Alban Berg Orchesterstücke op. 6

  • Alban Berg's Orchesterstücke op. 6 sind auch 100 Jahre nach ihrem Entstehen eine der modernsten und radikalsten Kompositionen des 20. Jahrhunderts, ein absolutes Meisterwerk des musikalischen Expressionismus, das ich allen Hörern, denen die Zeit und Geduld für "Wozzeck" und "Lulu" fehlen nur wärmstens empfehlen kann. Warm muß man sich auch anziehen, denn hier geht es richtig zur Sache. Kaum eine Partitur ist derart brütend komplex und türmt derartig Dissonanzen übereinander wie diese. Dadurch entsteht eine ganz alptraumhafte Atmosphäre, die einen soghaft anziehen kann.
    Das Stück besteht aus drei Sätzen:


    1. Präludium. Langsam ca. 5 min
    2.Reigen. Anfangs etwas zögernd -Leicht beschwingt ca. 6 min
    3. Marsch. Mäßiges Marschtempo ca 10 min


    Das Präludium entwickelt sich aus einer geräuschartigen Klangballung, daraus entstehende Motive türmen sich langsam auf, um dann schließlich wieder ins Geräusch zurück zu fallen.
    Der Reigen ist alles andere als "leicht beschwingt", alptraumhafte Tanzszenen, die auf "Wozzeck" vorausweisen, Walzer, Ländler wirbeln umeinander, traurig und trostlos.

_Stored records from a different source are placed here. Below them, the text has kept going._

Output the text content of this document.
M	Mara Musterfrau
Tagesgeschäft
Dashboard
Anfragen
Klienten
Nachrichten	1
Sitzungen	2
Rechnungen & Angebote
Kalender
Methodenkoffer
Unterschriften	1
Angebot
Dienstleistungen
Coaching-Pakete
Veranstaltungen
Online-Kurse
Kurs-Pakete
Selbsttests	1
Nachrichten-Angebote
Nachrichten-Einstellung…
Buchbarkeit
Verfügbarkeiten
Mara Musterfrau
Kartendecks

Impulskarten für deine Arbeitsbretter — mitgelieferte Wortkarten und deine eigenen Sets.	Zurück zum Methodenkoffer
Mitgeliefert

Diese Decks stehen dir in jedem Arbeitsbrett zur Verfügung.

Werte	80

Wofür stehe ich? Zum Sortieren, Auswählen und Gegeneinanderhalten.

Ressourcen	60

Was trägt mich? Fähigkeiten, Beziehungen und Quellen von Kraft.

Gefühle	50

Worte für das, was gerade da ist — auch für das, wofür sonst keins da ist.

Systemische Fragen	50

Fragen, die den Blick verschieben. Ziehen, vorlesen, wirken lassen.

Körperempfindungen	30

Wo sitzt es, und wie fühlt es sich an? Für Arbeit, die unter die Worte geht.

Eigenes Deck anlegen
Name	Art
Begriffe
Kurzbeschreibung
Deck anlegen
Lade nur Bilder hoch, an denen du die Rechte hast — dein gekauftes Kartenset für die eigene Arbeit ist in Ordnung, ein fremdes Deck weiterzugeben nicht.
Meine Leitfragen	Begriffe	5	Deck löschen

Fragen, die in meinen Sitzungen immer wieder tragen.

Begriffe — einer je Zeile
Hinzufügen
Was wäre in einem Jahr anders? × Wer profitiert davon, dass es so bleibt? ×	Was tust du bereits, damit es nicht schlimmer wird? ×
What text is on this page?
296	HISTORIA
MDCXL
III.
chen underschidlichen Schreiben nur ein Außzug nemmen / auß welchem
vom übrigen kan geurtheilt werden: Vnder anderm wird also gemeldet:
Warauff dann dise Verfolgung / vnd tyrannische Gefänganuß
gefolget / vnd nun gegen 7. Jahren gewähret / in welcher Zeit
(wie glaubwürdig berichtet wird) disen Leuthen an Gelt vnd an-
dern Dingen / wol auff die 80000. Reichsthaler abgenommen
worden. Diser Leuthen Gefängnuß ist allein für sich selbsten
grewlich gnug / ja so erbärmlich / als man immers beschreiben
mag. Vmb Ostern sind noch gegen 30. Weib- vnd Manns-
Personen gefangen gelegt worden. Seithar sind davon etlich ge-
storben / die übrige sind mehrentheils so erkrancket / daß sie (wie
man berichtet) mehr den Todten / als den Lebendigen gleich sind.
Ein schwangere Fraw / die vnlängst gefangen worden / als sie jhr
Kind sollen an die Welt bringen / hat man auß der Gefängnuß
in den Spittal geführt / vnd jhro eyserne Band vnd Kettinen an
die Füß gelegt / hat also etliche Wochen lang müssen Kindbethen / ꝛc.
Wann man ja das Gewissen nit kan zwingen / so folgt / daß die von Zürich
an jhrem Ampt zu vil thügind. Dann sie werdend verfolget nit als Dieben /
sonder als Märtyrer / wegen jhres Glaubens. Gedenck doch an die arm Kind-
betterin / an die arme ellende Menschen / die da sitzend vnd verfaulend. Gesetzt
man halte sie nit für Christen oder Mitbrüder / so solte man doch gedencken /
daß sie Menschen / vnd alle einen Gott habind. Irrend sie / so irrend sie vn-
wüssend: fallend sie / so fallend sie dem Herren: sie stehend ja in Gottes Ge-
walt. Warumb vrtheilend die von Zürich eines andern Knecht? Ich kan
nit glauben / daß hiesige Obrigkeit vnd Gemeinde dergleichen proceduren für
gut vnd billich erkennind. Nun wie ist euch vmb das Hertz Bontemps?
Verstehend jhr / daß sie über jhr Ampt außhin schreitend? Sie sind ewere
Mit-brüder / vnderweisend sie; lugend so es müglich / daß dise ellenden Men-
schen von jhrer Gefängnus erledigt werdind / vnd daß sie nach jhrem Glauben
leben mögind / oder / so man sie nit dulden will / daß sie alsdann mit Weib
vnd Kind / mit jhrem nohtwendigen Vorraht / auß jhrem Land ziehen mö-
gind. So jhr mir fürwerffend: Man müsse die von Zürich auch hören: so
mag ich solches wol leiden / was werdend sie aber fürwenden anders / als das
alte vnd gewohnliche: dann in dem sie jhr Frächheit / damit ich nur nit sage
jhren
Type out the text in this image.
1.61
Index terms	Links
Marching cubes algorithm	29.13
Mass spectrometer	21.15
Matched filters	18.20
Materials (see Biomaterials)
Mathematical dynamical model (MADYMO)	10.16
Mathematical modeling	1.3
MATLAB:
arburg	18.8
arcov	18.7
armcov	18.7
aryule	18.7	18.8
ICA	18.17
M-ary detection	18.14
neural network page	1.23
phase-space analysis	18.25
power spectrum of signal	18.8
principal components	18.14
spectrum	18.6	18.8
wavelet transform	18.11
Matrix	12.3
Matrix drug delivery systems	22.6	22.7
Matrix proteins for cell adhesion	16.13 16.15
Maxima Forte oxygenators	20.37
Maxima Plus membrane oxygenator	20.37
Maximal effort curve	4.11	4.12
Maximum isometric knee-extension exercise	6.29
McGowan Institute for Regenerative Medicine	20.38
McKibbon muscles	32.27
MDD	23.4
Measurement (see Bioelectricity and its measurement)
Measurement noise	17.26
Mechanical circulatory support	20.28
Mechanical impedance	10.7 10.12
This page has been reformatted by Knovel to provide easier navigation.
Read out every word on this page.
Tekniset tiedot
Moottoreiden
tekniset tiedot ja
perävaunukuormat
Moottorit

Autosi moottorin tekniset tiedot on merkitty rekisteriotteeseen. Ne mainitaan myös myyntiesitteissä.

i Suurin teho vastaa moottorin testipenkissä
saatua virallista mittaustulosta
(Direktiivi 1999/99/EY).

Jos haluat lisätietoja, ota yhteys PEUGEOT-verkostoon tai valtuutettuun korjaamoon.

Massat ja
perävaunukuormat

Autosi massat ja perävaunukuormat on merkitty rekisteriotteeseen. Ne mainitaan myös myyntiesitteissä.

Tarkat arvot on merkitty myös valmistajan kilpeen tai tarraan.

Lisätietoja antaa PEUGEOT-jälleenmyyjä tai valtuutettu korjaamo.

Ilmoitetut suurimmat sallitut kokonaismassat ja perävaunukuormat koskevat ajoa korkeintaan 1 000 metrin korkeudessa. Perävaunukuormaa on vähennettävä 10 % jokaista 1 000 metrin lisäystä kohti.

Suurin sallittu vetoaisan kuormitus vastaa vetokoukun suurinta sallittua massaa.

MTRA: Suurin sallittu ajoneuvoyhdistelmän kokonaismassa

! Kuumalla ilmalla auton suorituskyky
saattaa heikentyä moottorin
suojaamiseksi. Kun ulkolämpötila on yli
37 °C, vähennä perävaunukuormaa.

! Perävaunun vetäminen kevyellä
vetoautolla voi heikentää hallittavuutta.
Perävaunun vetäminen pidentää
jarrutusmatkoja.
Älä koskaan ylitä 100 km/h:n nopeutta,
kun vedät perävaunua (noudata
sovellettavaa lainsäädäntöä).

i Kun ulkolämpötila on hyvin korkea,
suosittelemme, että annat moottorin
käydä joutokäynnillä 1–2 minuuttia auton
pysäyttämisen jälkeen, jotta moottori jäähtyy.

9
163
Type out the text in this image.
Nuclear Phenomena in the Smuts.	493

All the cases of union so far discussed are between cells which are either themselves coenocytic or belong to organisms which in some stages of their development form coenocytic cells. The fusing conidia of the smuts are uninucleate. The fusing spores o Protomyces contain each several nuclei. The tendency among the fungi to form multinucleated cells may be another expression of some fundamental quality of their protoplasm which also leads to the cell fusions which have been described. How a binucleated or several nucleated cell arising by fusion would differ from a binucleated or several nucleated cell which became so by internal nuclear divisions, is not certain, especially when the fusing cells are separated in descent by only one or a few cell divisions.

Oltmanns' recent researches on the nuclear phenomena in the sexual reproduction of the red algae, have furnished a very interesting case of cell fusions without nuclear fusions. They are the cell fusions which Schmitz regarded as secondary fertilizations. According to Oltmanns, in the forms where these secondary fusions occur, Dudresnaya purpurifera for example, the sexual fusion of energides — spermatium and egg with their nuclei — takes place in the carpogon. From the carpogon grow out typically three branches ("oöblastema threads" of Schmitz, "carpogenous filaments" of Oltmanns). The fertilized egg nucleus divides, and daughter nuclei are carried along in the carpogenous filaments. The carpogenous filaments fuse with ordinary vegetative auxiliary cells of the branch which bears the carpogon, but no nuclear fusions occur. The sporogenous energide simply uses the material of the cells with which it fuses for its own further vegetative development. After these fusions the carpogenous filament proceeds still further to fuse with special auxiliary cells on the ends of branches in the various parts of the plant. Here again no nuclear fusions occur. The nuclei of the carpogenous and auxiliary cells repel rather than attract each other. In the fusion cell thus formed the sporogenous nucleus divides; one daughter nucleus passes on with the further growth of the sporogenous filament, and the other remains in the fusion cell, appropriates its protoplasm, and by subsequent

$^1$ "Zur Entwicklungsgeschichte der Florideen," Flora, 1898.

Immer wieder bricht es ab und neue Aufschwünge werden erzwungen.
    Der Marsch schließlich, nach Bergs eigenen Worten "die komplexeste Partitur die je komponiert wurde" weist noch mehr als die anderen beiden Sätze auf das große Vorbild Gustav Mahler. Dieser Satz wirkt wie eine Kondensation der 6. Symphonie auf 10 min, was natürlich nur durch Überlagerungen und gleichzeitig ablaufende musikalische Verläufe möglich ist. Hier erinnert die Partitur auch am stärksten an einige eines anderen "Neutöners", des Amerikaners Charles Ives. Die Klangsteigerungen dieses Satzes findet man in dieser Intensität nur in wenigen Partituren des 20. Jahrhunderts. Er schließt mit dem 3. Hammerschlag aus dem Schlußsatz vom Mahlers Sechster.
    Diese Partitur muss man naturgemäß öfter hören, um sie "verarbeiten" zu können.
    Ich habe gestern und heute diese beiden Aufnahmen gehört. Beide sind hervorragend. Ich sage es ungern, aber die 1961 entstandene Dorati klingt besser und entfaltet mehr "Punch" als die 1986 aufgenommene Digitalaufnahme unter Levine.



    P.S. Die Original Living Presence LP habe ich natürlich (leider ;( ) nicht, sondern eine Lizenzausgabe des Deutschen Schallplattenclubs. Aber auch die klingt ziemlich gut.